Background for the users' guide can also be included in the CNR Report. Details on the operation of the user interface are better on a wiki.
For publication of scientific articles, following were mentioned (but not really discussed in epth):
- PLoS One is seen as too expensive
- for biodiversity journals
- J. Linn. Soc. (but not very likely)
- Biodiversity Informatics (should be within scope; must check citation index)
- Taxon
Validation
GP and Edward have been working on the technical validation and quality assurance of the output of BiOnym. New plots are available: Triax diagrams and AUC/ROC curves. Both of these are now used to illustrate the performance of the full workflow; now they have been use to investigate the performance as a a function of the threshold for the 'score' of a match. GP will run some additional experiments and Edward will use the results to compare different workflows (e.g. our full BiOnym vs only Levenshtein or Trigram; BiOnym vs TaxaMatch or others).
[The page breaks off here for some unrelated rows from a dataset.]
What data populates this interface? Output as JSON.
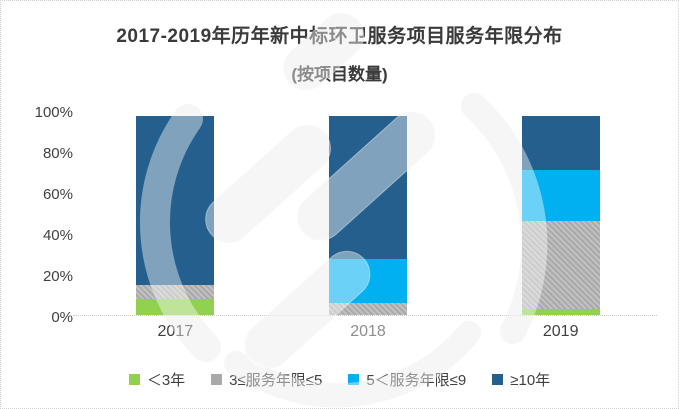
{
  "title": {
    "line1": "2017-2019年历年新中标环卫服务项目服务年限分布",
    "line2": "(按项目数量)"
  },
  "y_axis": {
    "t100": "100%",
    "t80": "80%",
    "t60": "60%",
    "t40": "40%",
    "t20": "20%",
    "t0": "0%"
  },
  "chart_data": {
    "type": "bar",
    "stacked": true,
    "percent_stacked": true,
    "title": "2017-2019年历年新中标环卫服务项目服务年限分布",
    "subtitle": "(按项目数量)",
    "categories": [
      "2017",
      "2018",
      "2019"
    ],
    "series": [
      {
        "name": "＜3年",
        "color": "#92D050",
        "values": [
          8,
          0,
          3
        ]
      },
      {
        "name": "3≤服务年限≤5",
        "color": "#A9A9A9",
        "values": [
          7,
          6,
          44
        ]
      },
      {
        "name": "5＜服务年限≤9",
        "color": "#00B0F0",
        "values": [
          0,
          22,
          26
        ]
      },
      {
        "name": "≥10年",
        "color": "#255F8E",
        "values": [
          85,
          72,
          27
        ]
      }
    ],
    "xlabel": "",
    "ylabel": "",
    "ylim": [
      0,
      100
    ],
    "ytick_labels": [
      "0%",
      "20%",
      "40%",
      "60%",
      "80%",
      "100%"
    ],
    "grid": false,
    "legend_position": "bottom"
  },
  "legend": {
    "items": [
      {
        "label": "＜3年"
      },
      {
        "label": "3≤服务年限≤5"
      },
      {
        "label": "5＜服务年限≤9"
      },
      {
        "label": "≥10年"
      }
    ]
  },
  "colors": {
    "green": "#92D050",
    "gray": "#A9A9A9",
    "cyan": "#00B0F0",
    "blue": "#255F8E",
    "text": "#3a3a3a",
    "baseline": "#c9c9c9",
    "watermark": "#f0f0f0"
  }
}
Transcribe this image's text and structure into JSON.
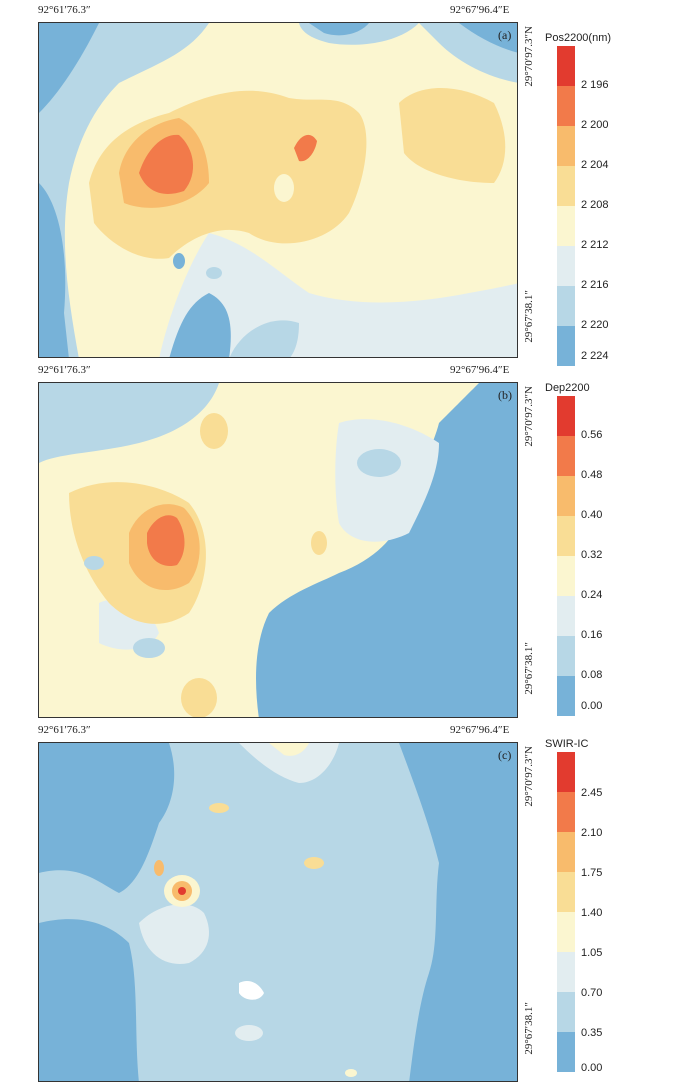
{
  "palette": [
    "#77b2d8",
    "#b7d7e6",
    "#e2edf0",
    "#fbf6d0",
    "#f9dd95",
    "#f8bb6c",
    "#f27a4a",
    "#e23b2f"
  ],
  "panels": [
    {
      "label": "(a)",
      "coord_top_left": "92°61′76.3″",
      "coord_top_right": "92°67′96.4″E",
      "coord_right_top": "29°70′97.3″N",
      "coord_right_bottom": "29°67′38.1″",
      "legend_title": "Pos2200(nm)",
      "legend_labels": [
        "2 196",
        "2 200",
        "2 204",
        "2 208",
        "2 212",
        "2 216",
        "2 220",
        "2 224"
      ]
    },
    {
      "label": "(b)",
      "coord_top_left": "92°61′76.3″",
      "coord_top_right": "92°67′96.4″E",
      "coord_right_top": "29°70′97.3″N",
      "coord_right_bottom": "29°67′38.1″",
      "legend_title": "Dep2200",
      "legend_labels": [
        "0.56",
        "0.48",
        "0.40",
        "0.32",
        "0.24",
        "0.16",
        "0.08",
        "0.00"
      ]
    },
    {
      "label": "(c)",
      "coord_top_left": "92°61′76.3″",
      "coord_top_right": "92°67′96.4″E",
      "coord_right_top": "29°70′97.3″N",
      "coord_right_bottom": "29°67′38.1″",
      "legend_title": "SWIR-IC",
      "legend_labels": [
        "2.45",
        "2.10",
        "1.75",
        "1.40",
        "1.05",
        "0.70",
        "0.35",
        "0.00"
      ]
    }
  ]
}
Triax diagram; example plot relevant to technical validation/Quality assessment of BiOnym output
AUC/ROC curve; example plot relevant to technical validation/Quality assessment of BiOnym output
Apart from the technical validation, we also need validation by the community. GP reported that he got very good and enthusiastic feedback from Philippe Couby on his presentation there of the iMarine infrastructure, including BiOnym.
Next meetings
Thursday 27 February, 11:00 am for the group - conditional on availability of enough participants.